Elle lui jeta le bouquet à la figure. Cela déclencha quelques éclats de rire, des ricanements, de la part des tables environnantes. Pour Serenus, ce fut très douloureux. Elle aurait pu lu envoyer des lames dans la figure, il n’aurait pas eu aussi mal que ce qu’elle venait de lui faire. Il espérait jute lui faire plaisir, la voir sourire, pas la mettre en colère. Il sentit des larmes de dépit remplir ses yeux et embrumer sa vue. Il les retint, avec beaucoup de mal. Melinda s’en fichait bien, elle lui dit sur un ton glacé et cinglant qu’il s’était trompé sur toute la ligne, qu’elle avait pas besoin de fleurs pour avaler ses reproches, et que, s’il voulait éviter une tempête-Melinda, il n’avait qu’à le demander. Elle lui fit comprendre que, de toute manière, cela ne servait à rien, vu que ses paroles n’étaient pas écoutées. Un peu comme la foudre, effrayante, mais vite oubliée. Elle lui dit enfin, que, s’il voulait éviter la tempête, et si c’était pour considérer ses paroles avec mépris, il n’avait qu’à partir maintenant.

D’accord.

Elle voulait que ça se passe comme ça. Très bien.

Serenus, les yeux toujours larmoyants, se reprit.
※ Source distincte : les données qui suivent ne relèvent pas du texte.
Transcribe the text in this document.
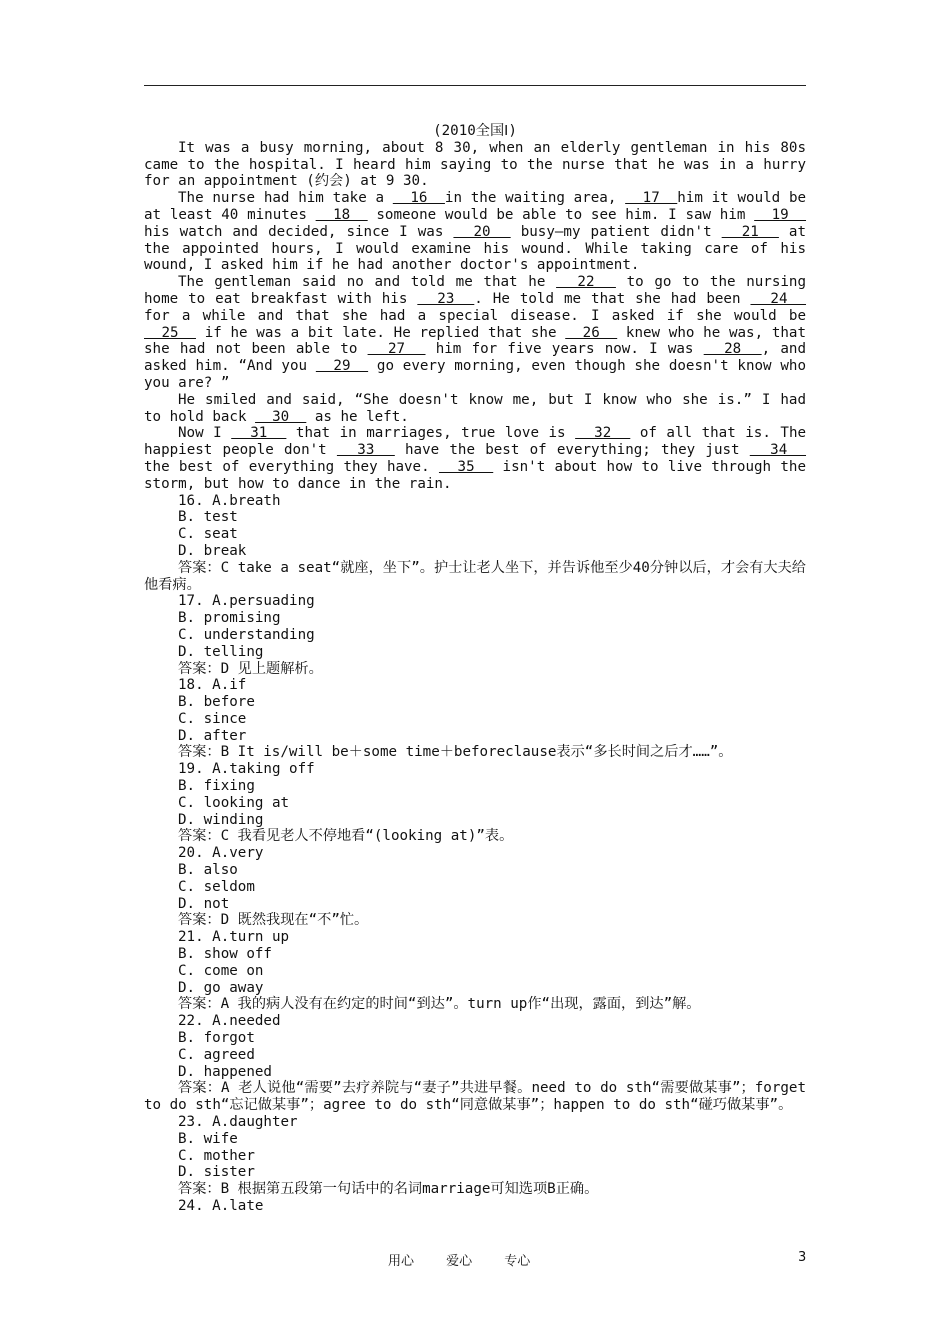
(2010全国Ⅰ)

It was a busy morning, about 8 30, when an elderly gentleman in his 80s came to the hospital. I heard him saying to the nurse that he was in a hurry for an appointment (约会) at 9 30.

The nurse had him take a   16  in the waiting area,   17  him it would be at least 40 minutes   18   someone would be able to see him. I saw him   19   his watch and decided, since I was   20   busy—my patient didn't   21   at the appointed hours, I would examine his wound. While taking care of his wound, I asked him if he had another doctor's appointment.

The gentleman said no and told me that he   22   to go to the nursing home to eat breakfast with his   23  . He told me that she had been   24   for a while and that she had a special disease. I asked if she would be   25   if he was a bit late. He replied that she   26   knew who he was, that she had not been able to   27   him for five years now. I was   28  , and asked him. “And you   29   go every morning, even though she doesn't know who you are? ”

He smiled and said, “She doesn't know me, but I know who she is.” I had to hold back   30   as he left.

Now I   31   that in marriages, true love is   32   of all that is. The happiest people don't   33   have the best of everything; they just   34   the best of everything they have.   35   isn't about how to live through the storm, but how to dance in the rain.

16. A.breath
B. test
C. seat
D. break
答案：C take a seat“就座，坐下”。护士让老人坐下，并告诉他至少40分钟以后，才会有大夫给他看病。
17. A.persuading
B. promising
C. understanding
D. telling
答案：D 见上题解析。
18. A.if
B. before
C. since
D. after
答案：B It is/will be＋some time＋beforeclause表示“多长时间之后才……”。
19. A.taking off
B. fixing
C. looking at
D. winding
答案：C 我看见老人不停地看“(looking at)”表。
20. A.very
B. also
C. seldom
D. not
答案：D 既然我现在“不”忙。
21. A.turn up
B. show off
C. come on
D. go away
答案：A 我的病人没有在约定的时间“到达”。turn up作“出现，露面，到达”解。
22. A.needed
B. forgot
C. agreed
D. happened
答案：A 老人说他“需要”去疗养院与“妻子”共进早餐。need to do sth“需要做某事”；forget to do sth“忘记做某事”；agree to do sth“同意做某事”；happen to do sth“碰巧做某事”。
23. A.daughter
B. wife
C. mother
D. sister
答案：B 根据第五段第一句话中的名词marriage可知选项B正确。
24. A.late
用心 爱心 专心	3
Il fronça les sourcils, serra les poings sur la table et lui répondit, sur un ton tout aussi cinglant :

« - Tu veux que je m’excuse Melinda ? Très bien ! Excuse-moi ! Excuse-moi d’avoir voulu te faire plaisir, excuse moi d’avoir piétiné ta foutu fierté pour te sauver la vie ! Excuse-moi d’avoir employé cette expression de tempête-Melinda ! Excuse-moi de t’aimer, et d’être aussi con pour avoir cru que ça pourrait être réciproque ! Je connais rien de toi Melinda ! Tu ne m’as jamais parlé de toi, de ta famille, de ce que tu aimes ! Pas étonnant que je fasse des erreurs ! Pas étonnant que je me ramasse comme ça !   »

Il se tut et reprit une inspiration, avant de lui dire :

« - Depuis qu’on se connait, tu n’as pas manqué une seule occasion de me rappeler à quel point je t’étais inférieur ! L’autre fois, quand y’a eu les fantômes, tu m’as pris la main, j’ai cru, bêtement, que… Bref ! Après l’attaque, je suis venu voir si tu allais bien, tu te souviens ? Tu te souviens de m’avoir jeté comme si j’étais un déchet ? ! Les seules paroles gentilles que tu as eu envers moi sont venues après que tu m’ai blessé !  Je ne sais pas comment m’y prendre avec toi Melinda Alors oui ! Je crains tes colères Melinda, car je ne sais pas comment les affronter ! »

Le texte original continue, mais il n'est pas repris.